Article from CTV.ca on future of Nickel prices
posted on
Nov 22, 2007 09:09AM
NI 43-101 Update (September 2012): 11.1 Mt @ 1.68% Ni, 0.87% Cu, 0.89 gpt Pt and 3.09 gpt Pd and 0.18 gpt Au (Proven & Probable Reserves) / 8.9 Mt @ 1.10% Ni, 1.14% Cu, 1.16 gpt Pt and 3.49 gpt Pd and 0.30 gpt Au (Inferred Resource)
Strong demand for base metals from China should keep Noront in a good light for years to come. That is why I do not worry about day swings in SP...But I am enjoying today!
The Canadian Press
OTTAWA — A Bank of Canada report suggests Canada owes much of its hot commodities-driven economy and the surging dollar to China's insatiable demand.
The report says China will continue to drive up commodity prices such as oil and minerals for years to come.
The paper in the bank's fall review says China's economy has been expanding by an annual average of 9.7 per cent for the past quarter-century and there appears to be no end in sight.
Even so, China's impact on trade patterns since joining the World Trade Organization in 2001 and subsequent runaway demand for oil and metals has caught the world by surprise, says the paper.

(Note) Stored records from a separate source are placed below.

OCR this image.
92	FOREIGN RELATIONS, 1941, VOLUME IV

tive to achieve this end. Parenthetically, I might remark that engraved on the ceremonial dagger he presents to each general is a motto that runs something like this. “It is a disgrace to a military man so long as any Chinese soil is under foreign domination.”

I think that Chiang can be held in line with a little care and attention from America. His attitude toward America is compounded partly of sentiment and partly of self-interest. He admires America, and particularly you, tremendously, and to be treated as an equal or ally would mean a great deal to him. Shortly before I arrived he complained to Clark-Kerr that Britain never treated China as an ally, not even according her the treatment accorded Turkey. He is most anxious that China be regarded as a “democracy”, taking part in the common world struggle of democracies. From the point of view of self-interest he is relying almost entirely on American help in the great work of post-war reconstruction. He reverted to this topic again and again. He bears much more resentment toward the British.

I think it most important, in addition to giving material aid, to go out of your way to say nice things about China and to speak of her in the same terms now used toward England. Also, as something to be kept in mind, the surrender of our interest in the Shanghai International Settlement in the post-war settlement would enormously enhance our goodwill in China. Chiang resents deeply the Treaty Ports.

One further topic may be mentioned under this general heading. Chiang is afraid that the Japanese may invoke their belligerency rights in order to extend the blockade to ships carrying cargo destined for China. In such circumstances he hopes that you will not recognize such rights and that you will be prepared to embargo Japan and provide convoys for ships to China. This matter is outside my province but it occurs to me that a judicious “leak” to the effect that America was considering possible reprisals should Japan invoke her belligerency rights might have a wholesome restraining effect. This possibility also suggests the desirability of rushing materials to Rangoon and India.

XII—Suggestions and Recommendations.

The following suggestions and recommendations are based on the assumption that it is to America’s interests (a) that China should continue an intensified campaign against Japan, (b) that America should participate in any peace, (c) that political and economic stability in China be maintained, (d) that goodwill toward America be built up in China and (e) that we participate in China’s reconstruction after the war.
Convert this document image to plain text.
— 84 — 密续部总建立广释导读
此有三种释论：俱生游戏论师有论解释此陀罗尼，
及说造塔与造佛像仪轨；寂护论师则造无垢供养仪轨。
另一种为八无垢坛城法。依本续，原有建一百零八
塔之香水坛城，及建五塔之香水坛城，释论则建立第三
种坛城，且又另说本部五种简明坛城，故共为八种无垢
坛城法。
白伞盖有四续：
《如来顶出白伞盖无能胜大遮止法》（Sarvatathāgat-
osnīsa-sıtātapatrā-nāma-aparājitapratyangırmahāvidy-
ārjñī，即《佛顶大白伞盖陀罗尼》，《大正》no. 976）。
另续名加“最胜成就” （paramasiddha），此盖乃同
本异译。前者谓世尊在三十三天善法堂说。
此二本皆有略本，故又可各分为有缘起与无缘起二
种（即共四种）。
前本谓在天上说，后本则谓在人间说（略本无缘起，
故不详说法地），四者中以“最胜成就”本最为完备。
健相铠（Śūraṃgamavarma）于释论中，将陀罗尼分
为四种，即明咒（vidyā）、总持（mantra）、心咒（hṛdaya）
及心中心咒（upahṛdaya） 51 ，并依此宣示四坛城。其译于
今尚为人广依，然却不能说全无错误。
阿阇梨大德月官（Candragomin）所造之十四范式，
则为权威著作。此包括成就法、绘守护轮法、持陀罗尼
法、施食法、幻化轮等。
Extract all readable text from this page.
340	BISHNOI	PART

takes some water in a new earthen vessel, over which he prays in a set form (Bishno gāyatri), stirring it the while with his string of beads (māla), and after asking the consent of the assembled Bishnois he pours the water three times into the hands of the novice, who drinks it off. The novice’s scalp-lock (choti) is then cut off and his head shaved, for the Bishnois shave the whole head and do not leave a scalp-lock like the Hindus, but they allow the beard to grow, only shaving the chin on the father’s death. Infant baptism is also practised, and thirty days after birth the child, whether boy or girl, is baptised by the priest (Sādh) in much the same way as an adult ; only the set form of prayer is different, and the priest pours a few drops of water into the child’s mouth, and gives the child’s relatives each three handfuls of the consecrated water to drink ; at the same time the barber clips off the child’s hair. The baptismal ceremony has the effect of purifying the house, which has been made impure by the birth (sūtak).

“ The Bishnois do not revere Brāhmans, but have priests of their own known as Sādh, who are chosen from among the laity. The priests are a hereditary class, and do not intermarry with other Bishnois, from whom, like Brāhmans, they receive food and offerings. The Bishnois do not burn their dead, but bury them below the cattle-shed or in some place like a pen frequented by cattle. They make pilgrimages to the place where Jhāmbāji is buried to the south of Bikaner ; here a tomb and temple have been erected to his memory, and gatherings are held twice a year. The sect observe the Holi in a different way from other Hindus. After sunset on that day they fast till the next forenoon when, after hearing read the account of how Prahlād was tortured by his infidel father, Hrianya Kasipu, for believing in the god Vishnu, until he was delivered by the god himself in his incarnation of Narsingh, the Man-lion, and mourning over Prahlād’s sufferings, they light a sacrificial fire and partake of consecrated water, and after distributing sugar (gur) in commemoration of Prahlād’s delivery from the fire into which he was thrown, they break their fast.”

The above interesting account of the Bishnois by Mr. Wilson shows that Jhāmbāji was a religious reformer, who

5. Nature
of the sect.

“Together, these two effects help explain the recent change in the relative prices of these goods,” says the paper titled “The Effect of China on Global Prices.”
“For oil and metals, China's size and growth are likely to remain among the key factors driving the growth of global demand for some time.”
For instance, the paper notes that international bodies consistently underestimated China's demand for oil, which increased by 28 per cent from 2002 to 2004, and have contributed to the steep rise in crude oil prices to near $100 U.S. a barrel level today.
As well, in 2002 China accounted for about 13 per cent of world trade in metal ores. Three years later, that slice of the pie had grown to 25 per cent, with estimates it may have exceeded 30 per cent in 2006.
As a result, between 2001 and 2006, prices for metals such as aluminum, copper, nickel and steel have almost tripled.
The paper equates China's emergence and impact on the world economy to that of Japan in the 1960s, saying that exporting countries will likely react by increasing supplies of these commodities, but the adjustment will take some time.
“Hence, the relative prices of commodities can also be expected to remain somewhat elevated.”
Canada's economy has ridden the wave of global commodity prices since 2002, when the Canadian dollar began its move from under 70 cents to parity with the greenback.
China's impact has not been all on the inflationary side, the paper adds, noting that the country's accession to the WTO has also resulted in the availability of less expensive consumer products in global markets, such as clothing.
“At this point ... definitive empirical evidence that China is a net source of disinflation, or inflation, remains elusive,” the paper concludes.
In another paper in the review, the central bank says foreign exchange markets are becoming larger and more efficient as a result of technological improvements such as electronic trading and other factors.
“As a result,” the paper says, “foreign exchange and other markets are arguably becoming more open, transparent and liquid.”